Si crea una pressione competitiva strutturalmente sbilanciata.
7. Sezioni 54–61, integrazione tecnica completa
Nel dibattito pubblico non è stato evidenziato il livello di integrazione tecnica previsto.
Regolamento (UE) 2020/687 – gestione delle malattie animali
Regolamento (UE) 2020/689 – sorveglianza e programmi sanitari
Queste disposizioni rappresentano uno dei livelli più avanzati di integrazione tecnica previsti dall’Accordo.
Non si tratta semplicemente di standard sanitari, ma di un sistema completo che impone:
• programmi obbligatori di sorveglianza sanitaria;
• raccolta e trasmissione continua di dati;
• classificazione ufficiale dello status sanitario;
• verifiche e validazioni a livello europeo.
Il sistema sanitario veterinario diventa parte integrante di una rete sovranazionale.
Esempio
Per mantenere lo status di “territorio indenne” da una determinata malattia:
• San Marino deve presentare programmi conformi agli standard UE;
• deve trasmettere dati periodici;
• può essere sottoposto a verifiche esterne;
• può perdere lo status per decisione europea.
Lo status sanitario non è più solo nazionale, diventa riconosciuto (o revocato) a livello UE.
8. Sistema arbitrale (Protocollo)
Nel dibattito pubblico non è stato approfondito il tema del contenzioso.
Che prevede:
• arbitrato internazionale vincolante;
• decisioni vincolanti;
• procedure formalizzate;
• costi elevati e ricorrenti.
Corte Permanente di Arbitrato – L’Aia
Il meccanismo arbitrale è costruito sul modello delle controversie tra Stati o grandi organizzazioni economiche.
Comporta:
• nomina di arbitri internazionali;
• predisposizione di memorie tecniche complesse;
• utilizzo di studi legali specializzati;
• procedimenti lunghi e strutturati.
Esempio
Se San Marino introduce una misura economica (ad esempio un incentivo a un settore locale) e questa viene contestata:
• la controversia può essere portata davanti a un panel arbitrale;
• lo Stato deve difendersi con strumenti giuridici internazionali;
• deve sostenere costi legali elevati;
• la decisione finale è vincolante e non modificabile politicamente.

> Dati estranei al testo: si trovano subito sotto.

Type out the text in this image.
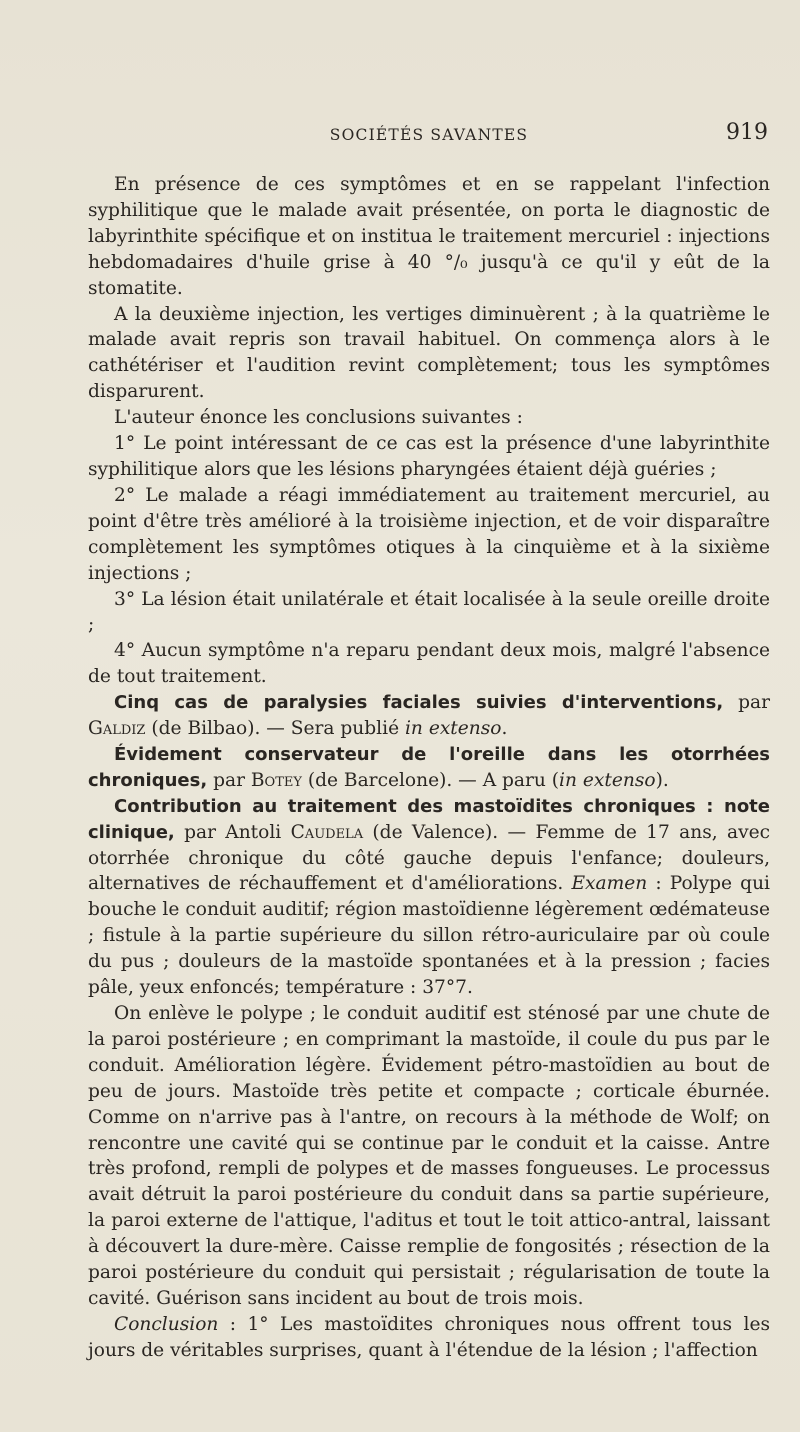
SOCIÉTÉS SAVANTES	919

En présence de ces symptômes et en se rappelant l'infection syphilitique que le malade avait présentée, on porta le diagnostic de labyrinthite spécifique et on institua le traitement mercuriel : injections hebdomadaires d'huile grise à 40 °/₀ jusqu'à ce qu'il y eût de la stomatite.

A la deuxième injection, les vertiges diminuèrent ; à la quatrième le malade avait repris son travail habituel. On commença alors à le cathétériser et l'audition revint complètement; tous les symptômes disparurent.

L'auteur énonce les conclusions suivantes :

1° Le point intéressant de ce cas est la présence d'une labyrinthite syphilitique alors que les lésions pharyngées étaient déjà guéries ;

2° Le malade a réagi immédiatement au traitement mercuriel, au point d'être très amélioré à la troisième injection, et de voir disparaître complètement les symptômes otiques à la cinquième et à la sixième injections ;

3° La lésion était unilatérale et était localisée à la seule oreille droite ;

4° Aucun symptôme n'a reparu pendant deux mois, malgré l'absence de tout traitement.

Cinq cas de paralysies faciales suivies d'interventions, par Galdiz (de Bilbao). — Sera publié in extenso.

Évidement conservateur de l'oreille dans les otorrhées chroniques, par Botey (de Barcelone). — A paru (in extenso).

Contribution au traitement des mastoïdites chroniques : note clinique, par Antoli Caudela (de Valence). — Femme de 17 ans, avec otorrhée chronique du côté gauche depuis l'enfance; douleurs, alternatives de réchauffement et d'améliorations. Examen : Polype qui bouche le conduit auditif; région mastoïdienne légèrement œdémateuse ; fistule à la partie supérieure du sillon rétro-auriculaire par où coule du pus ; douleurs de la mastoïde spontanées et à la pression ; facies pâle, yeux enfoncés; température : 37°7.

On enlève le polype ; le conduit auditif est sténosé par une chute de la paroi postérieure ; en comprimant la mastoïde, il coule du pus par le conduit. Amélioration légère. Évidement pétro-mastoïdien au bout de peu de jours. Mastoïde très petite et compacte ; corticale éburnée. Comme on n'arrive pas à l'antre, on recours à la méthode de Wolf; on rencontre une cavité qui se continue par le conduit et la caisse. Antre très profond, rempli de polypes et de masses fongueuses. Le processus avait détruit la paroi postérieure du conduit dans sa partie supérieure, la paroi externe de l'attique, l'aditus et tout le toit attico-antral, laissant à découvert la dure-mère. Caisse remplie de fongosités ; résection de la paroi postérieure du conduit qui persistait ; régularisation de toute la cavité. Guérison sans incident au bout de trois mois.

Conclusion : 1° Les mastoïdites chroniques nous offrent tous les jours de véritables surprises, quant à l'étendue de la lésion ; l'affection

Per un micro-Stato, anche una singola controversia può avere un impatto finanziario significativo.
9. Pensioni, chi decide davvero e cosa cambia realmente
Il Segretario di Stato al Lavoro Alessandro Bevitori ha parlato di “grandissimi vantaggi” in materia previdenziale derivanti dall’Accordo di Associazione.
Qui il ragionamento è complesso e per comprendere correttamente la portata di questa affermazione è necessario distinguere tra:
· integrazione dei sistemi pensionistici
· coordinamento dei sistemi pensionistici
L’Accordo non introduce un sistema pensionistico europeo.
Si basa invece sul principio già previsto dal:
che disciplina il coordinamento, non l’unificazione.
Cosa significa concretamente
Il sistema si fonda su tre principi:
1. totalizzazione dei periodi contributivi
2. calcolo proporzionale (pro-rata)
3. pagamento separato da parte di ciascuno Stato
Esempio
Un lavoratore:
· lavora 10 anni a San Marino
· lavora 15 anni in Italia
Domanda: riceverà una pensione unica basata su 25 anni?
Risposta: NO
Totalizzazione (serve per il diritto)
I periodi si sommano esclusivamente per verificare il diritto alla pensione:
10 + 15 = 25 anni
Se il requisito minimo è, ad esempio, 20 anni, il diritto alla pensione è garantito.
Pagamento pro-rata
Ogni Stato paga esclusivamente la quota relativa ai propri anni:
· San Marino paga per 10 anni
· Italia paga per 15 anni
Il lavoratore riceve quindi due pensioni separate.
Caso critico, quando non si maturano i requisiti in uno Stato
Questo è un aspetto spesso non chiarito nel dibattito pubblico.
Se in uno Stato non si raggiungono i requisiti minimi (ad esempio 15 anni in Italia quando ne servono 20):
· i contributi non vengono persi
· ma non generano una pensione piena
In base al regolamento:
· i periodi vengono utilizzati per maturare il diritto (totalizzazione)
· lo Stato calcola comunque una quota proporzionale (pro-rata)
Esempio
Nel caso:
· 10 anni San Marino
· 15 anni Italia
l’Italia deve riconoscere una quota pensionistica.
Tuttavia:
· l’importo sarà calcolato solo sui 15 anni italiani
· non sarà equivalente a una pensione completa
· può risultare significativamente più basso
Il sistema tutela il diritto, ma non garantisce un risultato economico.
Cosa non esiste
Non esiste:
· un fondo pensionistico europeo
· una pensione unica europea
· un trasferimento automatico di risorse
· un aumento automatico delle pensioni
Valutazione
Il sistema:
· evita la perdita dei contributi
· tutela i lavoratori che si spostano
Ma:
· non aumenta automaticamente l’importo
· non crea benefici economici diretti
· non modifica la struttura nazionale delle pensioni
La narrazione politica
Quando si parla di “grandissimi vantaggi”:
· il beneficio è tecnico (coordinamento)
· non è economico automatico
· non garantisce pensioni più alte
In sintesi
· i contributi si sommano per ottenere il diritto
· la pensione non si somma
· ogni Stato paga la propria quota
Il sistema protegge il diritto, ma non garantisce una pensione più elevata.
In altre parole:
i contributi si salvano, ma non è detto che rendano davvero.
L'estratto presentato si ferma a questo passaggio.